Complex passwords and brute force
Now let’s assume an attacker got hold of your password’s hash. They can still try to guess the correct password by brute force. The amount of time needed depends largely on two factors:
- the number of possible password candidates
- speed and memory requirements of the password hashing scheme
The number of possible password candidates is controlled by the complexity of your password. The other factor is probably out of your reach when you are using an online service. It determines how many guesses an attacker can make per second. You want this to be slow. This is why we use Argon2 in KeePassXC 2.3 (or the older AES-KDF for KDBX 3.1 in KeePassXC 2.2).
A plain SHA-1 hash is fast and therefore not a good password hashing algorithm (and it also hasn’t aged well for other reasons).
Benchmarks suggest that an expensive and beefy modern GPU cluster can perform about 8.5 billion SHA-1 hashes per second (!). Such a cluster could generate all hashes of the whole Pwned database in 0.6 seconds.
If we take our original 8-character password, it could generate all possible passwords in a little more than seven hours. And this is the worst-case estimate. On average, an attacker will find the correct password after 50% of the time, which is 3.5 hours. So take this into account the next time you think about sending your SHA-1 password hash to some online password database (even if it’s just the first 5 characters of the hash).
So what if we just increase our password size? We use a damn password manager, so why not just dial it up to 30 characters?

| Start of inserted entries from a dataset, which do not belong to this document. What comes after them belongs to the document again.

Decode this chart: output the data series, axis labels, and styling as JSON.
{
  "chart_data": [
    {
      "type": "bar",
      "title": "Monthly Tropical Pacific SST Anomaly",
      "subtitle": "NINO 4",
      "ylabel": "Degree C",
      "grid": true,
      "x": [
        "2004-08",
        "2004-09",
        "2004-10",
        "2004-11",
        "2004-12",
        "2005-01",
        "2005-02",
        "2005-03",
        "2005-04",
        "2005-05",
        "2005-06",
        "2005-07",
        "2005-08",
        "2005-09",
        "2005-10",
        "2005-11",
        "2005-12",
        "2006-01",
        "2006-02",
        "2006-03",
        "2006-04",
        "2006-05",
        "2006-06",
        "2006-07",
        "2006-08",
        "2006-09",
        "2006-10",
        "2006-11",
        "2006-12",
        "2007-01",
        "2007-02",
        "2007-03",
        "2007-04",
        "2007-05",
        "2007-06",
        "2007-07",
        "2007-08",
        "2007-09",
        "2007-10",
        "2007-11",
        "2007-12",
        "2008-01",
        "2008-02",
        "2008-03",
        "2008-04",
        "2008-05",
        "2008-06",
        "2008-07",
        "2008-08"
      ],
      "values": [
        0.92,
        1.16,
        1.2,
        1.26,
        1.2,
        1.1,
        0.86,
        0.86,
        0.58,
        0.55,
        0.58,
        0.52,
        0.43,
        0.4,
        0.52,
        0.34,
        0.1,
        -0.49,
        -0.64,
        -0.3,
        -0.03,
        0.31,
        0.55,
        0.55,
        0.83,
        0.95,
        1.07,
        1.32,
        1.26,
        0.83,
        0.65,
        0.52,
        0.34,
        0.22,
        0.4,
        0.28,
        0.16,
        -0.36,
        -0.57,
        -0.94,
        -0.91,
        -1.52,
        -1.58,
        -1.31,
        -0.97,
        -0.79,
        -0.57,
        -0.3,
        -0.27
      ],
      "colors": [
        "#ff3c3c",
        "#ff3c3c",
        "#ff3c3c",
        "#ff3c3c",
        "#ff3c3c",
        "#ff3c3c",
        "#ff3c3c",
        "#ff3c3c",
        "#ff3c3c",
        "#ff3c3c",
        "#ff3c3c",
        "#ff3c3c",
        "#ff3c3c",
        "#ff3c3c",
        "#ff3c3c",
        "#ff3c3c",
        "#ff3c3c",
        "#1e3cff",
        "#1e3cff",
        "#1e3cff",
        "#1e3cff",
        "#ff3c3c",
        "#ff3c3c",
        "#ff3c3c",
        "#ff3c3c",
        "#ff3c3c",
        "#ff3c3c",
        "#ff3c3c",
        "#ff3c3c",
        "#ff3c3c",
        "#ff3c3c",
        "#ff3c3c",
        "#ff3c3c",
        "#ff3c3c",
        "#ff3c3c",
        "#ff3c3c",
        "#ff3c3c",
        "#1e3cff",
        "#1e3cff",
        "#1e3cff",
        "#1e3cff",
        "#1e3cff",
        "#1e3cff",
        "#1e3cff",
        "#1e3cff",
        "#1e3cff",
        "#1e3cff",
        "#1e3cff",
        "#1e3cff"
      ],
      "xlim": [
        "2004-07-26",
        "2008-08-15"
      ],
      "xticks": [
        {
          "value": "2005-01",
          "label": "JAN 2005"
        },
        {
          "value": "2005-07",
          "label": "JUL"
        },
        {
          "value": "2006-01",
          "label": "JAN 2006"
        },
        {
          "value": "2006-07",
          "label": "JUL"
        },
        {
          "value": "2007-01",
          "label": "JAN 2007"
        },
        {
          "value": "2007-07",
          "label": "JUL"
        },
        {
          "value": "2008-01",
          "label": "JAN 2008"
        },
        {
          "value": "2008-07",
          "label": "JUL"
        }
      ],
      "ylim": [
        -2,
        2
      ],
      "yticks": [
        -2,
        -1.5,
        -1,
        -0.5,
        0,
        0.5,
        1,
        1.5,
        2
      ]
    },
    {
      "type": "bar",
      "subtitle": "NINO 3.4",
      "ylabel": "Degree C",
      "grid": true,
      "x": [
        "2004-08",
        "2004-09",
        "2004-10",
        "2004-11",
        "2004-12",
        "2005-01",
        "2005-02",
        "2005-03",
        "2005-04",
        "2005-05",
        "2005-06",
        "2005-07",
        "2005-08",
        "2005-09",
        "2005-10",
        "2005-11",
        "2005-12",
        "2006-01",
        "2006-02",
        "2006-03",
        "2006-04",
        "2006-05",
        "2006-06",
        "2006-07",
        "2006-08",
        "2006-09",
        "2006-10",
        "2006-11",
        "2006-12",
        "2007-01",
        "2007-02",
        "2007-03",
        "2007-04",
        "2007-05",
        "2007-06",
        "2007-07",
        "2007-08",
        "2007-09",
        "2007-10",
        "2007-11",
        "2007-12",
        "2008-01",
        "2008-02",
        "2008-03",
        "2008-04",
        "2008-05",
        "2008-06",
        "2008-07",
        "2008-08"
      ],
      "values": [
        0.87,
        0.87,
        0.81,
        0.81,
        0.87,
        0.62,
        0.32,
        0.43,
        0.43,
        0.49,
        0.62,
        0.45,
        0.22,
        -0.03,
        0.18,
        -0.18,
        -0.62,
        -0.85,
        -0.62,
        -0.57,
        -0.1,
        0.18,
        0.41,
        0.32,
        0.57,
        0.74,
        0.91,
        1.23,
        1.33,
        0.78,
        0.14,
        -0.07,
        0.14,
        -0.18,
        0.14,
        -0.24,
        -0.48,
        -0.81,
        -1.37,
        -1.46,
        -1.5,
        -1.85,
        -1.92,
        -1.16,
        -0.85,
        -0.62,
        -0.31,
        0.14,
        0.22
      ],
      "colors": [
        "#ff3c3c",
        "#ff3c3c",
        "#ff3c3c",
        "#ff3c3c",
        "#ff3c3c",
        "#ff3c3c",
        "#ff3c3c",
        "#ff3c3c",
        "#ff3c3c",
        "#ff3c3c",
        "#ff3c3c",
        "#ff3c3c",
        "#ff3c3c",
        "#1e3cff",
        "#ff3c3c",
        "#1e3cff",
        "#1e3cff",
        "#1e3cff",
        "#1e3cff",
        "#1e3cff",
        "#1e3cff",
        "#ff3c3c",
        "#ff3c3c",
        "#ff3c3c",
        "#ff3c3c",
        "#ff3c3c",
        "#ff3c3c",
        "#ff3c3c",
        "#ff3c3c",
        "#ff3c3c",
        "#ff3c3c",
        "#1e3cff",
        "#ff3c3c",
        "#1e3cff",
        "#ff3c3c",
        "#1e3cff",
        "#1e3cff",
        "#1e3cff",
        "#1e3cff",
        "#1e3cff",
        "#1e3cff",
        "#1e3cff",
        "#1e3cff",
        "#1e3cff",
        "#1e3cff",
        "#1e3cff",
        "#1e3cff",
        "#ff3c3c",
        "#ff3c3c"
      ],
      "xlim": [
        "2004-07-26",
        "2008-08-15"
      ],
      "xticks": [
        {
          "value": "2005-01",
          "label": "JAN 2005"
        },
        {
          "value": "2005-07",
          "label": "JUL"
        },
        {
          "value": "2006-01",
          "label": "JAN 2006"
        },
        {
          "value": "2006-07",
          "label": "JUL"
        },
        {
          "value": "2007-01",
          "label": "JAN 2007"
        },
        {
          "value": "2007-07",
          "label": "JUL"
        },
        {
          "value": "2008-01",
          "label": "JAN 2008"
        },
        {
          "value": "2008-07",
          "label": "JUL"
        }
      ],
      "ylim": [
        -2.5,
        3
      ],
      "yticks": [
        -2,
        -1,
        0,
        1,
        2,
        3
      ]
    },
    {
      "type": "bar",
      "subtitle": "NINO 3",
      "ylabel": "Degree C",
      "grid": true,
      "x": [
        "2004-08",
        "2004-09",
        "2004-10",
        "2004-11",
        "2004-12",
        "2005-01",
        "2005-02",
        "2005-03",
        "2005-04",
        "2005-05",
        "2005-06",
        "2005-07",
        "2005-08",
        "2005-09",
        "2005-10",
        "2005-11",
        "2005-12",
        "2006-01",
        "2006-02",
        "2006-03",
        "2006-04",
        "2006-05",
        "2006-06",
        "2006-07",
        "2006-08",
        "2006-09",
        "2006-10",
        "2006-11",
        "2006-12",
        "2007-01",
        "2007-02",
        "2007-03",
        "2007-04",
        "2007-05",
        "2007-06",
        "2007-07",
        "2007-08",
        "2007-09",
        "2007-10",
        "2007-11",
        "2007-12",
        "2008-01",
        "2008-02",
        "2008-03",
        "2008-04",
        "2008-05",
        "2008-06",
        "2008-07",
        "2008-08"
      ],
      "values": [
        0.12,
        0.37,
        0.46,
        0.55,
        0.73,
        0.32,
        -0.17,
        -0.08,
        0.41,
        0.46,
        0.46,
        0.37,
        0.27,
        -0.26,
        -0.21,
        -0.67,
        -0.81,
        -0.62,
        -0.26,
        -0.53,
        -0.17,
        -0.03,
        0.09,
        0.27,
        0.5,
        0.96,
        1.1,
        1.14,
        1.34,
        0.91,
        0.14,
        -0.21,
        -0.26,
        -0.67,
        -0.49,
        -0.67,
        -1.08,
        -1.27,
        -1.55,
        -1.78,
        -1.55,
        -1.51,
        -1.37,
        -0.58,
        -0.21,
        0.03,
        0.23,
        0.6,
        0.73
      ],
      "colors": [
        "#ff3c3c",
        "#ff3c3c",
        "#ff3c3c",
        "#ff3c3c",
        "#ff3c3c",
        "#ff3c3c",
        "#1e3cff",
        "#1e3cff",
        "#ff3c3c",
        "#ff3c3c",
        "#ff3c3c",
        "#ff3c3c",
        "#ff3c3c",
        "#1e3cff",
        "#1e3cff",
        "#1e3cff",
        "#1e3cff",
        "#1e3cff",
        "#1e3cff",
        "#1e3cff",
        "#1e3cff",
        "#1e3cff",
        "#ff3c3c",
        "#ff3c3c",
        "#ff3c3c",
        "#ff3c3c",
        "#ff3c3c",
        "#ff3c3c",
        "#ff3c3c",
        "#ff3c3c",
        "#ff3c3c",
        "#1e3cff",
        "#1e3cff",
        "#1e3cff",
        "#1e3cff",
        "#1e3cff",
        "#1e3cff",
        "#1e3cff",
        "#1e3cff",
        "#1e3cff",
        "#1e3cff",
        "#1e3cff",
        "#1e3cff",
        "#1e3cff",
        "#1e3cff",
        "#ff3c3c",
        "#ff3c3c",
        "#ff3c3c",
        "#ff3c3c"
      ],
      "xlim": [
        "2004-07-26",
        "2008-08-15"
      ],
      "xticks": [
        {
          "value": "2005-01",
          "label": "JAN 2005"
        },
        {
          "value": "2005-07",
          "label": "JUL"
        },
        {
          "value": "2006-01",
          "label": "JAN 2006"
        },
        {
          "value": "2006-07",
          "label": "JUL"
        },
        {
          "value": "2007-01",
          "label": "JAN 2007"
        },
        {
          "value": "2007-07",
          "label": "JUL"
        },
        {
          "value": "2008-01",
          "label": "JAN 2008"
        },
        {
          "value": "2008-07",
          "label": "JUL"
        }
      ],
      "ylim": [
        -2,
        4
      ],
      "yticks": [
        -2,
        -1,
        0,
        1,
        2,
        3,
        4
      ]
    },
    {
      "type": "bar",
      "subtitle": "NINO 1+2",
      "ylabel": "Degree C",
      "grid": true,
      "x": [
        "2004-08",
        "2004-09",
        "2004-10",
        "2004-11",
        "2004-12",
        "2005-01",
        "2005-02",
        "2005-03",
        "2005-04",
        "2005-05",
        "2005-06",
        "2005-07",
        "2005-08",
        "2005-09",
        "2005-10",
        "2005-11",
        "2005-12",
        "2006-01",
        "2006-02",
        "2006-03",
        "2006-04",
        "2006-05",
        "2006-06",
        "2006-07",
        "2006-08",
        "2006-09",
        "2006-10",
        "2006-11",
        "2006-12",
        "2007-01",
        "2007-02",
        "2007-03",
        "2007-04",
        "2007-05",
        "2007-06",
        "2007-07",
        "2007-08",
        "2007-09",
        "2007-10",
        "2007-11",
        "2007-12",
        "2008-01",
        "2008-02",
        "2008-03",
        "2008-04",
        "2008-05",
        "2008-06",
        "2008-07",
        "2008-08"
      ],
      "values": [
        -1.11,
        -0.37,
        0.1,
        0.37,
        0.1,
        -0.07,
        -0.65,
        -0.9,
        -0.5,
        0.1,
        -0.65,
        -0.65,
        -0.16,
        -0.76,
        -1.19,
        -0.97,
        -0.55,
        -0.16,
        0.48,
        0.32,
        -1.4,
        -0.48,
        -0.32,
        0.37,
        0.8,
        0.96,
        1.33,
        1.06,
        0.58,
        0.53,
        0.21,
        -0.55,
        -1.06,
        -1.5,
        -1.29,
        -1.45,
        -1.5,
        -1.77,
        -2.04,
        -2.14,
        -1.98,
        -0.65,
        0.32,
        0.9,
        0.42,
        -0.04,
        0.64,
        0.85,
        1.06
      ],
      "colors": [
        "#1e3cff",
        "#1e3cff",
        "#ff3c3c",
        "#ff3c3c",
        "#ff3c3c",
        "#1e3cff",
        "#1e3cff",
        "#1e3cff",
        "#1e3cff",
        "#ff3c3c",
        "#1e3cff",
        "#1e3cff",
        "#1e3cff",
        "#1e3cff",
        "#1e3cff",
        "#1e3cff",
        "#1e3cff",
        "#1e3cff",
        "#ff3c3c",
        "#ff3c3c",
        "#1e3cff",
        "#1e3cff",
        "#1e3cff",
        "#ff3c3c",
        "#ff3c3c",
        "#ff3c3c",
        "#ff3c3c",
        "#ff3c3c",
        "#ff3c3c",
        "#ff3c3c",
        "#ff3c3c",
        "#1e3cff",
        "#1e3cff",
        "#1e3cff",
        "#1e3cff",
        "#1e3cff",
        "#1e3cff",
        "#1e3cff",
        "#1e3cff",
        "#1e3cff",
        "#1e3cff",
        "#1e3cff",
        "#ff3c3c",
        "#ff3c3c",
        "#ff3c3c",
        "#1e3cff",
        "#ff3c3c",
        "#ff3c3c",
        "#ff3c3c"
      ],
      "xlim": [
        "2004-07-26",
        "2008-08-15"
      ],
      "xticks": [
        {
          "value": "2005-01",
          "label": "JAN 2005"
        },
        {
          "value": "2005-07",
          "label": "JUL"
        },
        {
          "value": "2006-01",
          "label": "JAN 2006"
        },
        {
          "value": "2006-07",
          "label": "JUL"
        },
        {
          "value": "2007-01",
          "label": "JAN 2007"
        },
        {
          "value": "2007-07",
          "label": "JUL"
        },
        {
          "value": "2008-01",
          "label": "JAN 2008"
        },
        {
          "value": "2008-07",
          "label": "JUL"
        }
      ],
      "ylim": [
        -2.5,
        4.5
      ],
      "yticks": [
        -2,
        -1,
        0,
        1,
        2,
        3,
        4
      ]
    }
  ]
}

This will create 62^30 ≈ 5.9 × 10^53 possible candidates. Testing all these at 8.5 billion hashes per second would take a rough 2.2 × 10^36 years. That’s about 159,594,201,897,441,234,244,091,519 times the age of the universe (take half of that to get from worst case to average, I’m being generous). I guess you can see that the chances of one of those passwords being in the Pwned database are very, veeeery low and that’s only with letters and numbers. If we take the full ASCII set (excluding the NULL character), we have 127^30 possible candidates, which is not quite the number of atoms in the universe, but at least Archimedes’ estimate of how many grains of sand would fill it.
If you made it to this point, then congratulations. Let me sum things up.
Checking your (strong) password against a database is only useful if (and that’s a very big if) your account was hacked and the service didn’t hash your password properly. But in that case, it’s almost certain that your username was leaked, too, so better check that against a database. It’s simply the more logical thing to do. If your account was hacked, but the service hashed and salted your password, you wouldn’t find it in a password database anyway, even if it were in there. On the other hand, you will always be able to find your username.